Turkish President Tayyip Erdogan threatened Turkish Cypriots with repercussions after a court in the breakaway state terminated the teaching of the Quran in schools.
According to the Turkish Cypriot news agency, TAK, Erdogan said the president of the court must quickly rectify his mistake.
“If he does not, the steps we will take will be different in the next period, they should know that too,” TAK quoted Erdogan as saying.
The decision, published on Friday, followed an appeal against granting a “religious affairs committee” the authority to decide the curriculum.
The court upheld the appeal, finding that it was in violation of a provision relating to secularism and another that said religious education was administered by the state.
Earlier, the Turkish presidency’s head of communications, Fahrettin Altun, censured the decision, suggesting it was a superficial interpretation of secularism and a “step towards the abolition of fundamental rights and freedoms.”
Altun said secularism guaranteed the freedom of religion and could not be used as a means of banning religious education.
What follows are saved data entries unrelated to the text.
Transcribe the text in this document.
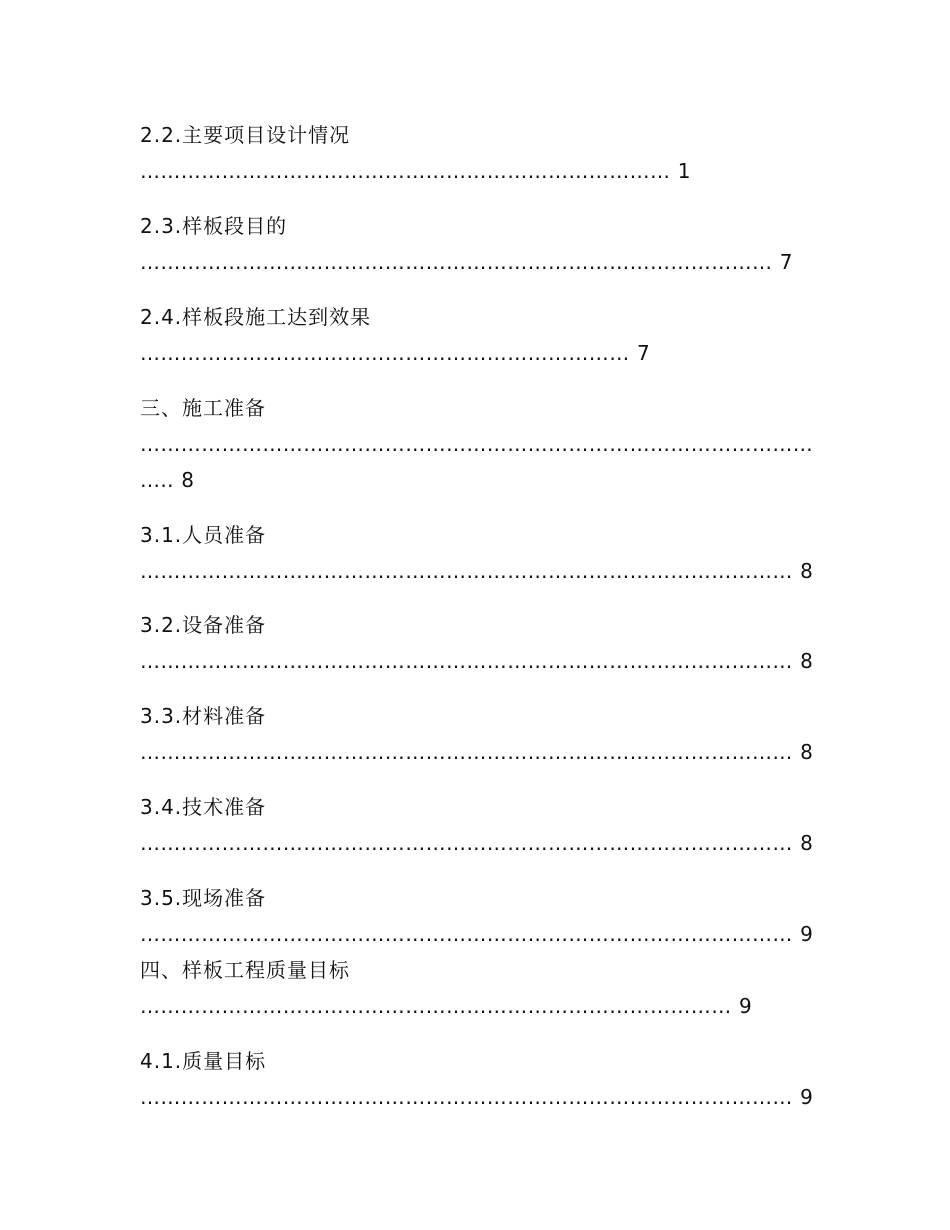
2.2.主要项目设计情况
…………………………………………………………………… 1
2.3.样板段目的
………………………………………………………………………………… 7
2.4.样板段施工达到效果
……………………………………………………………… 7
三、施工准备
………………………………………………………………………………………
….. 8
3.1.人员准备
…………………………………………………………………………………… 8
3.2.设备准备
…………………………………………………………………………………… 8
3.3.材料准备
…………………………………………………………………………………… 8
3.4.技术准备
…………………………………………………………………………………… 8
3.5.现场准备
…………………………………………………………………………………… 9
四、样板工程质量目标
…………………………………………………………………………… 9
4.1.质量目标
…………………………………………………………………………………… 9
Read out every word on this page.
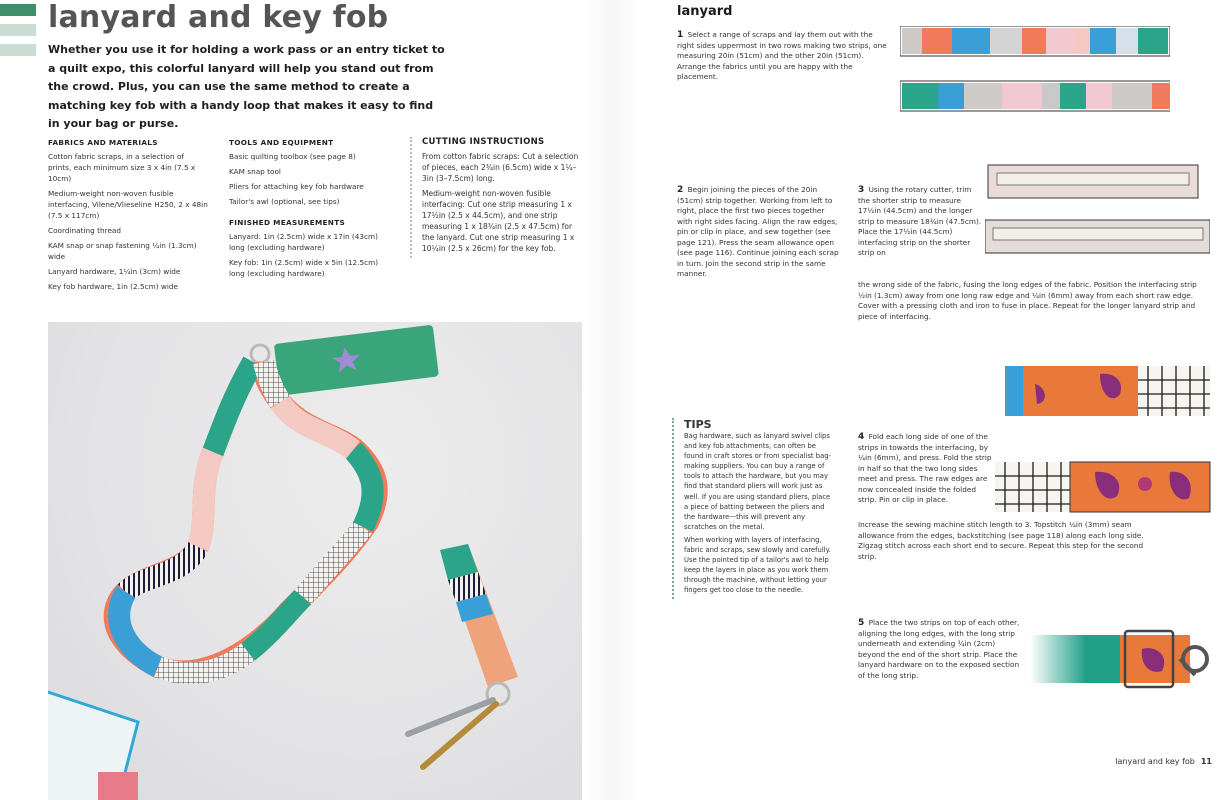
lanyard and key fob

Whether you use it for holding a work pass or an entry ticket to a quilt expo, this colorful lanyard will help you stand out from the crowd. Plus, you can use the same method to create a matching key fob with a handy loop that makes it easy to find in your bag or purse.

FABRICS AND MATERIALS

Cotton fabric scraps, in a selection of prints, each minimum size 3 x 4in (7.5 x 10cm)

Medium-weight non-woven fusible interfacing, Vilene/Vlieseline H250, 2 x 48in (7.5 x 117cm)

Coordinating thread

KAM snap or snap fastening ¼in (1.3cm) wide

Lanyard hardware, 1¼in (3cm) wide

Key fob hardware, 1in (2.5cm) wide

TOOLS AND EQUIPMENT

Basic quilting toolbox (see page 8)

KAM snap tool

Pliers for attaching key fob hardware

Tailor's awl (optional, see tips)

FINISHED MEASUREMENTS

Lanyard: 1in (2.5cm) wide x 17in (43cm) long (excluding hardware)

Key fob: 1in (2.5cm) wide x 5in (12.5cm) long (excluding hardware)

CUTTING INSTRUCTIONS

From cotton fabric scraps: Cut a selection of pieces, each 2¾in (6.5cm) wide x 1¼–3in (3–7.5cm) long.

Medium-weight non-woven fusible interfacing: Cut one strip measuring 1 x 17½in (2.5 x 44.5cm), and one strip measuring 1 x 18¾in (2.5 x 47.5cm) for the lanyard. Cut one strip measuring 1 x 10¼in (2.5 x 26cm) for the key fob.

lanyard
1 Select a range of scraps and lay them out with the right sides uppermost in two rows making two strips, one measuring 20in (51cm) and the other 20in (51cm). Arrange the fabrics until you are happy with the placement.
2 Begin joining the pieces of the 20in (51cm) strip together. Working from left to right, place the first two pieces together with right sides facing. Align the raw edges, pin or clip in place, and sew together (see page 121). Press the seam allowance open (see page 116). Continue joining each scrap in turn. Join the second strip in the same manner.
3 Using the rotary cutter, trim the shorter strip to measure 17½in (44.5cm) and the longer strip to measure 18¾in (47.5cm). Place the 17½in (44.5cm) interfacing strip on the shorter strip on
the wrong side of the fabric, fusing the long edges of the fabric. Position the interfacing strip ½in (1.3cm) away from one long raw edge and ¼in (6mm) away from each short raw edge. Cover with a pressing cloth and iron to fuse in place. Repeat for the longer lanyard strip and piece of interfacing.
4 Fold each long side of one of the strips in towards the interfacing, by ¼in (6mm), and press. Fold the strip in half so that the two long sides meet and press. The raw edges are now concealed inside the folded strip. Pin or clip in place.
Increase the sewing machine stitch length to 3. Topstitch ¼in (3mm) seam allowance from the edges, backstitching (see page 118) along each long side. Zigzag stitch across each short end to secure. Repeat this step for the second strip.
5 Place the two strips on top of each other, aligning the long edges, with the long strip underneath and extending ¾in (2cm) beyond the end of the short strip. Place the lanyard hardware on to the exposed section of the long strip.
TIPS

Bag hardware, such as lanyard swivel clips and key fob attachments, can often be found in craft stores or from specialist bag-making suppliers. You can buy a range of tools to attach the hardware, but you may find that standard pliers will work just as well. If you are using standard pliers, place a piece of batting between the pliers and the hardware—this will prevent any scratches on the metal.

When working with layers of interfacing, fabric and scraps, sew slowly and carefully. Use the pointed tip of a tailor's awl to help keep the layers in place as you work them through the machine, without letting your fingers get too close to the needle.

lanyard and key fob 11
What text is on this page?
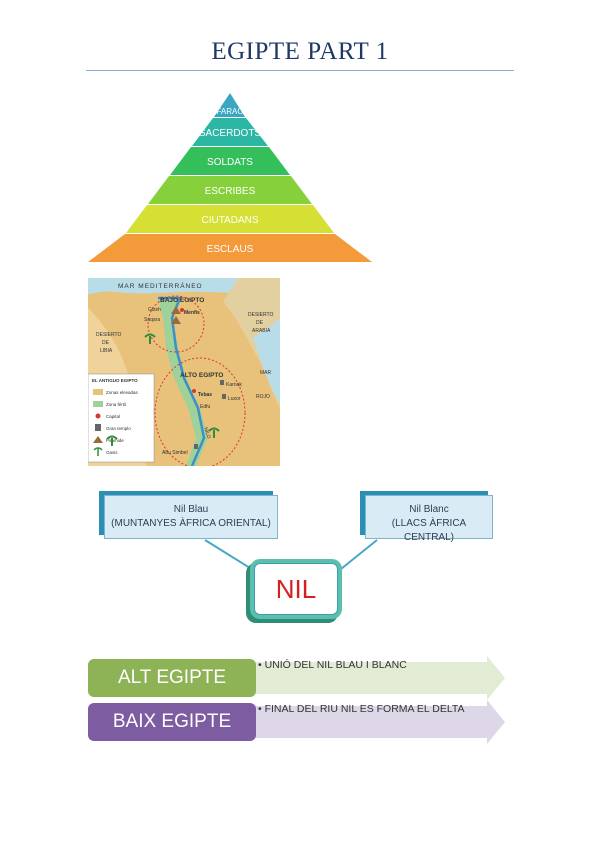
EGIPTE PART 1
FARAÓ
SACERDOTS
SOLDATS
ESCRIBES
CIUTADANS
ESCLAUS
MAR MEDITERRÁNEO
BAJO EGIPTO
ALTO EGIPTO
DESIERTO
DE
LIBIA
DESIERTO
DE
ARABIA
MAR
ROJO
NILO
Gizeh
Saqara
Menfis
Karnak
Tebas
Luxor
Edfu
Abu Simbel
EL ANTIGUO EGIPTO
Zonas elevadas
Zona fértil
Capital
Gran templo
Pirámide
Oasis
Nil Blau
(MUNTANYES ÀFRICA ORIENTAL)
Nil Blanc
(LLACS ÀFRICA CENTRAL)
NIL
ALT EGIPTE
BAIX EGIPTE
• UNIÓ DEL NIL BLAU I BLANC
• FINAL DEL RIU NIL ES FORMA EL DELTA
“However, the Jacobins (famous political group of the French Revolution, which became identified with extreme egalitarianism and violence; led the Revolutionary government from mid-1793 to mid-1794) used secularism to suppress religious values and our cultural wealth,” he said.
Altun said it was a wrong decision that threatened the existence and unity of Turkish Cypriots.
“This judicial coup against the freedom of religion and beliefs that are guaranteed by democracy cannot be accepted,” he added. “It is everyone’s duty to show respect to democracy by reacting to this decision that raises suspicions as to the objectives it serves.”
The leader of the Turkish Cypriot republican party Tufan Erhurman said Altun’s comments were unfortunate and unacceptable.
“We safeguard the independence of justice like the apple of our eye,” Erhurman said.
The chairman of the People’s Party, Kudret Ozersay said certain comments were hasty and damaging for Turkish Cypriot justice,
The head of the Turkish Cypriot administration Ersan Saner said Quran lessons would continue after the necessary amendments were made.